Senior Ukrainian military officials have warned that Russia is building up troops near northeastern Ukraine, raising fears that a new offensive may be imminent in a region that has become a pressure point for strained Ukrainian forces.
Gen. Oleksandr Syrsky, Ukraine’s commander-in-chief, said Thursday that Moscow was redeploying troops to Vovchansk and Lyptsi, two towns near the city of Kharkiv that Russian forces have been trying to capture for more than two weeks. Other officials have also said that Russia has massed troops further north, opposite Ukraine’s Sumy region, in preparation for a possible ground offensive in that area.
“These forces are not sufficient to launch a large-scale offensive and break our defenses,” General Syrsky wrote on Facebook on Thursday. Still, he said, a reorganization of Ukrainian defenses in the area was underway to be prepared to repel the attacks.
Russia’s incursion across the border into Kharkiv has introduced a worrying threat to Ukraine’s military, which is already under constant attack further southeast in the Donbas. Commanders have been forced to move troops north to shore up defenses while waiting for Western weapons in large enough numbers to have an impact.
The concentration of Russian troops north of the border, near the city of Sumy, about 90 miles northwest of Kharkiv, makes the situation even more precarious, expanding the amount of territory Ukraine must defend. Analysts say an offensive in the Kharkiv or Sumy regions could push Ukrainian troops to the limit and allow Russia to advance.
Earlier this month, Russian forces opened a front in the northeastern Kharkiv region, breaking through weak Ukrainian defenses in the area and quickly capturing a dozen settlements. Ukraine eventually managed to stop the Russian advance by slowly retreating to more fortified positions.
But to defend against Russian attacks, Ukrainian commanders have also had to rush to gather reserves and redeploy elite units to the northeast, weakening their positions in other parts of the front, such as in the eastern Donetsk region, where Moscow’s forces They are slowly advancing through bloody battles. sieges of cities and towns.
Serhii Kuzan, president of the Ukrainian Center for Security and Cooperation, a non-governmental research group, said: “Russia’s main goal is to expand the active front, disorganize the Ukrainian defense forces and deprive the Ukrainian command of the ability to use reserves “.
Kuzan added that forcing Ukraine to divert troops to the North would improve Russia’s prospects of capturing the Donetsk region, which Moscow formally annexed in 2022 but does not fully control. Military analysts say gaining full control of the region is a top priority for the Kremlin.
Rustem Umerov, Ukraine’s defense minister, told Reuters on Tuesday that Russia was concentrating thousands of troops preparing for a new impulse. “His goal is to open a new front in the north to start using all his manpower and firepower against us,” he said.

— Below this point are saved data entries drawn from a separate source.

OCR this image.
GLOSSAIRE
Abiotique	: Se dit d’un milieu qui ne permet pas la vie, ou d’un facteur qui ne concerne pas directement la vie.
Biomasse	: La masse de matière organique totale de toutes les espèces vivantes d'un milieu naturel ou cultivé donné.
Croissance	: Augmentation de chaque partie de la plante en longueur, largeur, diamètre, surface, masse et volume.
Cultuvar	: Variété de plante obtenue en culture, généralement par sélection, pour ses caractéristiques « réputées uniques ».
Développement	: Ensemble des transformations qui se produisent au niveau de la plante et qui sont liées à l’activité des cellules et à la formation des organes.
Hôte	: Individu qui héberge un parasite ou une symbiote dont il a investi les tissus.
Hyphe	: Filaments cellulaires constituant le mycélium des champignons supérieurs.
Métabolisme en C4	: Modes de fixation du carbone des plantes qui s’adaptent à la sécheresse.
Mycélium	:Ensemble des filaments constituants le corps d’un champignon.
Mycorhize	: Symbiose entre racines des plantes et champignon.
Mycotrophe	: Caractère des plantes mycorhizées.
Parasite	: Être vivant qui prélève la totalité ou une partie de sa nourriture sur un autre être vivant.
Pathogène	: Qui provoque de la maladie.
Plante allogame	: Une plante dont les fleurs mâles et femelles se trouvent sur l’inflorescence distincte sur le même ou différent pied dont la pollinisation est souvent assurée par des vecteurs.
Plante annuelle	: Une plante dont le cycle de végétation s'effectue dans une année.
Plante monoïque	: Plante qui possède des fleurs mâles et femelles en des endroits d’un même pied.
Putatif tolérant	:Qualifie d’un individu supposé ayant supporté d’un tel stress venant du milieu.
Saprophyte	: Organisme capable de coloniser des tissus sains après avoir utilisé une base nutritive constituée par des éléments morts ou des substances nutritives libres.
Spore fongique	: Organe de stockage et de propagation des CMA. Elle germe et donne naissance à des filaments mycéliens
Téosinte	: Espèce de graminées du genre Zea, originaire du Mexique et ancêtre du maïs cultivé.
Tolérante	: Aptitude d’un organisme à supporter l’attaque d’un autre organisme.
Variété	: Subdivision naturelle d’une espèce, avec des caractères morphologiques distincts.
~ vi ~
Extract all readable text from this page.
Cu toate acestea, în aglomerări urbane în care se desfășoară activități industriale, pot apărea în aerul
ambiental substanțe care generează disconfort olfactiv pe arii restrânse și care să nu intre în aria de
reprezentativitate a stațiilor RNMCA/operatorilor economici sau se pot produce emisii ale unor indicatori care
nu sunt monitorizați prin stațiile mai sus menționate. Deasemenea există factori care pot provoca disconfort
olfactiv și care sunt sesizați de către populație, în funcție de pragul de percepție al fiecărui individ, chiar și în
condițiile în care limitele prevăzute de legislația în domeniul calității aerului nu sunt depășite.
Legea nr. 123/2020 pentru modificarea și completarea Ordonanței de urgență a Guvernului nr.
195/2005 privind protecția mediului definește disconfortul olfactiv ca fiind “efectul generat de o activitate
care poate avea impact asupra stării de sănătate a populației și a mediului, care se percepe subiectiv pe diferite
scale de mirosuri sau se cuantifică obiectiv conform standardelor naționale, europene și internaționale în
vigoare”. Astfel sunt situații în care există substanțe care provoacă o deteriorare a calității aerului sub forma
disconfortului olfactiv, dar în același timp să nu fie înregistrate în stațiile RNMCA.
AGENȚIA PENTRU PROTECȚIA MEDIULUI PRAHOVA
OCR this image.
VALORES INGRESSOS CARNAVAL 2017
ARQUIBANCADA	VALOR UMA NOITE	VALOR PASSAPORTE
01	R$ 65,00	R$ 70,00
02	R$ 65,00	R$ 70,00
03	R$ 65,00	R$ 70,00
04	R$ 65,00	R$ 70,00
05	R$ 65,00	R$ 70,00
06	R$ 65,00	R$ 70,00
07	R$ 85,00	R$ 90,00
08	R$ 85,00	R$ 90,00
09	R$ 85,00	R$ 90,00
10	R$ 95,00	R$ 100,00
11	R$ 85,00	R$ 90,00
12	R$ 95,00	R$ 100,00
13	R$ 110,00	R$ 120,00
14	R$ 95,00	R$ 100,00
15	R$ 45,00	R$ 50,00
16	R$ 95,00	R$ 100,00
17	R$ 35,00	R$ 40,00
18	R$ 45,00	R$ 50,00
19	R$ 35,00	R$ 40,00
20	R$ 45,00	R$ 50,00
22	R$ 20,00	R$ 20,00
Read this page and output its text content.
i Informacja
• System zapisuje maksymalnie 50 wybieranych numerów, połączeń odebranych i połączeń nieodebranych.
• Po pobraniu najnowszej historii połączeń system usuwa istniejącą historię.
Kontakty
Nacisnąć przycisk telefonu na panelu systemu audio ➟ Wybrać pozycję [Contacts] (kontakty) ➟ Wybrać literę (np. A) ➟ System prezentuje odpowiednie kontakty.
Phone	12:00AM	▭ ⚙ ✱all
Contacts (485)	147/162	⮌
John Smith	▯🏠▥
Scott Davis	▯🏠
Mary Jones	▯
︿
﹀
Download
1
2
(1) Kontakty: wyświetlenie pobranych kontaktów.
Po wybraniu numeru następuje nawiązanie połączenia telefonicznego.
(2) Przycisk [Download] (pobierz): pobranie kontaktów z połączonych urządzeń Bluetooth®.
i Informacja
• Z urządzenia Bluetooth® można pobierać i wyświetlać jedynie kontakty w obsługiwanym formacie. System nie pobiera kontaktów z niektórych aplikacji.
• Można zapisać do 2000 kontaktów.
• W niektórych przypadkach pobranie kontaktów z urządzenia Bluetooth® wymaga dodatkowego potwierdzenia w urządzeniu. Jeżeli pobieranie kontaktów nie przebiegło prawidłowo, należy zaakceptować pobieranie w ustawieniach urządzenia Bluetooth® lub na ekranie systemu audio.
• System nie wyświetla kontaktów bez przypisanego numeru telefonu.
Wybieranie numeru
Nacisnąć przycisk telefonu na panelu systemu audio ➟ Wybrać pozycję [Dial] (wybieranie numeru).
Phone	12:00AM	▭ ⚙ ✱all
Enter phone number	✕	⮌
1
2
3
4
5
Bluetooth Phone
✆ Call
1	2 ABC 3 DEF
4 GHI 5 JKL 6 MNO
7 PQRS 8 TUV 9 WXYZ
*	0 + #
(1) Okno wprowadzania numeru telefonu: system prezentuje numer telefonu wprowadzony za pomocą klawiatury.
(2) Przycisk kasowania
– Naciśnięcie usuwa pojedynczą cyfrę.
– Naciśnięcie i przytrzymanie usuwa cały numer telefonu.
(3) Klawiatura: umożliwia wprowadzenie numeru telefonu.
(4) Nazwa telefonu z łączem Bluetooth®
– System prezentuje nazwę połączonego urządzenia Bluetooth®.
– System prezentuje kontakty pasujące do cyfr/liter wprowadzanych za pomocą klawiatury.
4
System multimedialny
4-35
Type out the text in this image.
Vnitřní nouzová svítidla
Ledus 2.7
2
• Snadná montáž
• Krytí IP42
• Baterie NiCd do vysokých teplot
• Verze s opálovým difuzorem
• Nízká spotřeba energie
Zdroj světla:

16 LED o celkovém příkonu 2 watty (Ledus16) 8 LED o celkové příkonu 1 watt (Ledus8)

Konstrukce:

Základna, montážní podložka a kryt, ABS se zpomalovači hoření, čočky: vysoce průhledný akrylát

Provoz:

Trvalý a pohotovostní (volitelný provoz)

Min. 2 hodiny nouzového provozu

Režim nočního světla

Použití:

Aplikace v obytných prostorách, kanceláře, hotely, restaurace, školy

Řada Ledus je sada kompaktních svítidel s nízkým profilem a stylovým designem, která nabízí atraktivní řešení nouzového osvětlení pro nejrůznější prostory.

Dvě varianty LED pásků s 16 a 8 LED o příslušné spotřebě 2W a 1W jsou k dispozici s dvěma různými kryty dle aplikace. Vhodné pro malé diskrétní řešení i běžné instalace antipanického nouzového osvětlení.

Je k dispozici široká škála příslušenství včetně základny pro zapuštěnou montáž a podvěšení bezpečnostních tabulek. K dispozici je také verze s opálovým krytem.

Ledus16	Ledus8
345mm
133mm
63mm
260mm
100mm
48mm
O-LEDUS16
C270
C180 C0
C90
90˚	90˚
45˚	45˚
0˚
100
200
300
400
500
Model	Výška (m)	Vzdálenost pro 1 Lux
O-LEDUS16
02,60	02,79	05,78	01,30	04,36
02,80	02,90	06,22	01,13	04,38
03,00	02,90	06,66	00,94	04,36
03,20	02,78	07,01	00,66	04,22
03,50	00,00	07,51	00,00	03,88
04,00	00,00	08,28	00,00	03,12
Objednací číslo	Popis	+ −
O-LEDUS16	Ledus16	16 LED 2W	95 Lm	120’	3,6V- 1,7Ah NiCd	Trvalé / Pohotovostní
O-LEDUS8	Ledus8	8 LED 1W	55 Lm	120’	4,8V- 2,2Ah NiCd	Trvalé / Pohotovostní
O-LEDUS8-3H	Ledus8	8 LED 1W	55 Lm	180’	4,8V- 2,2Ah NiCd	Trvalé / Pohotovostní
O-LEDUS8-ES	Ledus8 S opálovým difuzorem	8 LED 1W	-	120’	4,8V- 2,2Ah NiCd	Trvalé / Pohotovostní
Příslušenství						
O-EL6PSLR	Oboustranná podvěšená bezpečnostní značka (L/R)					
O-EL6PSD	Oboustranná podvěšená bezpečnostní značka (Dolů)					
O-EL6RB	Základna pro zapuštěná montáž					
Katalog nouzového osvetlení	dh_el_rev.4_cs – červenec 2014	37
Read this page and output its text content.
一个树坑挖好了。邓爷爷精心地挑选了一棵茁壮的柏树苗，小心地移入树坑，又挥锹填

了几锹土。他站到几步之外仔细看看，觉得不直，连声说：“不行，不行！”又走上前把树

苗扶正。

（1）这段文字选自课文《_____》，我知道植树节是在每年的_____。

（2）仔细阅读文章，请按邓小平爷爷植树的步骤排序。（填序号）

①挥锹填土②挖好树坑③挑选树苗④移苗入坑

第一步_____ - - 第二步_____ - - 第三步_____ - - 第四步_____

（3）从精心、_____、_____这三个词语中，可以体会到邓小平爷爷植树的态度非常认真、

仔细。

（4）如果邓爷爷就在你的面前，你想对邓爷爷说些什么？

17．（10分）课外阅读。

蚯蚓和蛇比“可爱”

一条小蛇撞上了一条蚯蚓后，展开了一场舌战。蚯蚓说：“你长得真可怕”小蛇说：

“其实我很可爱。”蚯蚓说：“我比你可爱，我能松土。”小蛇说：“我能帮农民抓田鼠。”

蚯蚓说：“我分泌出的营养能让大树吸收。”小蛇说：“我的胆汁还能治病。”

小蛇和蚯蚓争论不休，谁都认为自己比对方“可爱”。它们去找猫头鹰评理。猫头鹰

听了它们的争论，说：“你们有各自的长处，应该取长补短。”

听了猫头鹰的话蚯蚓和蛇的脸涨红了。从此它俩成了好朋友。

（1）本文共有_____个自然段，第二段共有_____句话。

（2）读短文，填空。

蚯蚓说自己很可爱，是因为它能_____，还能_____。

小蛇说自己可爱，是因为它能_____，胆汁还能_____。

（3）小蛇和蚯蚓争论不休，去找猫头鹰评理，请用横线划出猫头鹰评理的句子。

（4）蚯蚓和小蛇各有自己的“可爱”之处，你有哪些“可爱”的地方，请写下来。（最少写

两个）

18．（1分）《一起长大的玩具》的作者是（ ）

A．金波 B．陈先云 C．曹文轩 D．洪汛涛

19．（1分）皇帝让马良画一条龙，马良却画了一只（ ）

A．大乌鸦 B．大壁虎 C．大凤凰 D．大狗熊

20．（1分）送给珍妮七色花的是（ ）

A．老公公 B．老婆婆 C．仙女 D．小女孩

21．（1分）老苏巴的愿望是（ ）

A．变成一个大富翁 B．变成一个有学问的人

Ukrainian officials have warned for several days that Russia has massed about 10,000 troops across the border from the Sumy region, a force they say is not strong enough to capture major towns or cities but could immobilize Ukrainian units in the area.
Andriy Demchenko, a spokesman for Ukraine’s border service, said this week that Russia was conducting reconnaissance missions there to expose the location of Ukrainian defenses.
“Attempts by subversive groups have been recorded along the entire border of the Sumy region,” Demchenko told Ukrainian media, adding that Russian troops could at some point “try to carry out actions similar to those we are seeing now in the area.” Kharkiv region”.
Ukrainian officials have complained in recent months that they cannot prevent the build-up of troops just across the border in Russian territory because allies have prohibited them from firing Western weapons at Russia. Their calls to lift that ban have had some success in recent days, as France; Poland; Sweden; and NATO Secretary General Jens Stoltenberg have said kyiv should be allowed to attack military targets in Russia with such weapons.
The United States, the largest arms supplier to the Ukrainian government, has not agreed to lift the ban, although a debate has opened within the Biden administration about relaxing the terms.
For now, Ukraine must try to defend itself from Russian attacks along the entire front line. Russian troops have recently made marginal gains in the Donetsk region, according to battlefield maps compiled by independent analysts from satellite images and videos of the fighting. In particular, they have reached the eastern outskirts of Chasiv Yar, a Ukrainian stronghold that is one of Moscow’s main targets.
Capturing Chasiv Yar would give Russian forces control of command heights in the area and expose cities that Ukraine uses as logistics hubs to increased artillery fire.
General Syrsky said Thursday that Russia was supporting its ground attacks with air strikes, using powerful guided bombs known as glide bombs that can carry up to a ton of explosives and penetrate concrete bunkers. He said Ukraine urgently needed anti-aircraft weapons to shoot down the planes dropping the bombs.
Sweden said on Wednesday it would send more than $1 billion in military aid to Ukraine, its largest package yet, including air defense missiles along with surveillance and control aircraft capable of tracking fighter jets and bombers.
Ukraine’s “ability to identify targets at long range will be strengthened,” Swedish Defense Minister Pal Jonson wrote on social media.